Blumhouse and the Asylum are not the answer because the latter deliberately makes bad movies and the former is just as politically-focused as the big ones, just on a smaller scale. The tastes are way too narrow.
|
|
gw
Junior Member
@gw
Posts: 1,531
Likes: 559
|
Post by gw on Oct 5, 2020 1:29:31 GMT
I do not know how it is in the United States, but at least in many European countries the situation is that "streaming services" pretty much means Netflix the way that "googling" is used for internet searches. I mean, sure, there are competitors, the problem being they are so much smaller and relatively few people have any interest to use them. Netflix seems to have very little interest in adding any great number of smaller films to their service, and even less interest in "foreign" (non-English language) cinema and old movies. Seeing them as the savior of quality cinema to me seems unfounded. As it is, streaming is about as centralized as theatrical distribution, if not more. A lot of people seem to have that "is it on Netflix?" attitude, and if it is not, then that film could as well not exist to them. So I think that ultimately the problem is that people simply do not want to try out and experience different kinds of films the way they still did in the 70s. The problem seems to be a much wider change in culture (not just cinema) and I do expect any major company to be interested in "fixing" that, even if such a fix "from above" was possible. You can bring horse to water... small DVD/Blu-ray companies are struggling and closing down all the time because very few are buying what they have to offer. I think that the people with adventurous tastes tend to be videogamers nowadays.
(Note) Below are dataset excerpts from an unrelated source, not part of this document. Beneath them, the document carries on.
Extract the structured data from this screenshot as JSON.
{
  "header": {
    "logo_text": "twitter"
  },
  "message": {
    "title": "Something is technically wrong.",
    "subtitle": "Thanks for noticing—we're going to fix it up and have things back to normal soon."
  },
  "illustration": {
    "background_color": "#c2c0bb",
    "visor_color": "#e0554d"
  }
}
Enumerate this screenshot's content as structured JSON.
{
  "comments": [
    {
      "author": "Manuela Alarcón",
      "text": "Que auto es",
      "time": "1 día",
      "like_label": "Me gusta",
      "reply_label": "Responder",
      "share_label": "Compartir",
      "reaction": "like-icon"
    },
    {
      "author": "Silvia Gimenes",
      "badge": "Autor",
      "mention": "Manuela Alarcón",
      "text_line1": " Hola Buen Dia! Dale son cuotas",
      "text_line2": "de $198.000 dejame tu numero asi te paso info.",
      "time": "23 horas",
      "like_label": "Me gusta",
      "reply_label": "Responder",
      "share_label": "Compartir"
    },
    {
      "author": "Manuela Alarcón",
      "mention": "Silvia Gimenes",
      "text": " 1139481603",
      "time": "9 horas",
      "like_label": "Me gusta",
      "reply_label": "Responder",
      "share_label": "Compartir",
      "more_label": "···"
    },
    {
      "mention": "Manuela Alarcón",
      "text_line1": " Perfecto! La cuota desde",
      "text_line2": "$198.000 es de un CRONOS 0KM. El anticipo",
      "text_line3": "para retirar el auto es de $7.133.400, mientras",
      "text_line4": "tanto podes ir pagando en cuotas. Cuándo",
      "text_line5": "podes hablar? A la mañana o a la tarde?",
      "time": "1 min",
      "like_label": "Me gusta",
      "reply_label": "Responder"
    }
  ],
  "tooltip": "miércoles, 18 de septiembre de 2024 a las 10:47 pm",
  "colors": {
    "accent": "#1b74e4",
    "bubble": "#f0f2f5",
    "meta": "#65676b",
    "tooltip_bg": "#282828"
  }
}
Ori, Gris, Insanely Twisted Shadowplanet, Call of Duty, Assassin's Creed, Mario, Cuphead and so on . Somehow Nintendo can make many good Mario games in a row while cinemas struggle to turn out one sequel of artistic merit. Something doesn't add up. Why is it that people are so excited by video games but so un-enthused about animation which video games stem from and how come they can't put out successful sequels in cinema when there's good game sequels so often?
|
|
|
Post by hi224 on Oct 5, 2020 1:55:03 GMT
The theaters have ruined modern cinema because all Hollywood studios care about is pouring in 100s of Millions of dollars into pure action, superhero, or franchises that guarantee box office revenue. Or pander to the Chinese Market. Reboots and remakes because they are less of a risk than original films that may not strike a cord with audiences. Now. With Theater at home and streaming devices, they can take more risks. Make more original content. Think about it. They could afford to risk making a noir detective film, or an old style epic, or puppet films (e.g. Dark Crystal on NETFLIX) or whatever. Black and white horror films. Swords and sandals epics, musicals, new bold ideas. Then they could keep enough cinemas open to just put good movies in them if let’s say a movie comes out on Hulu or NETFLIX, or HBO Max... then release it in cinemas. no because even streaming will be tempted by an over saturated need to make money.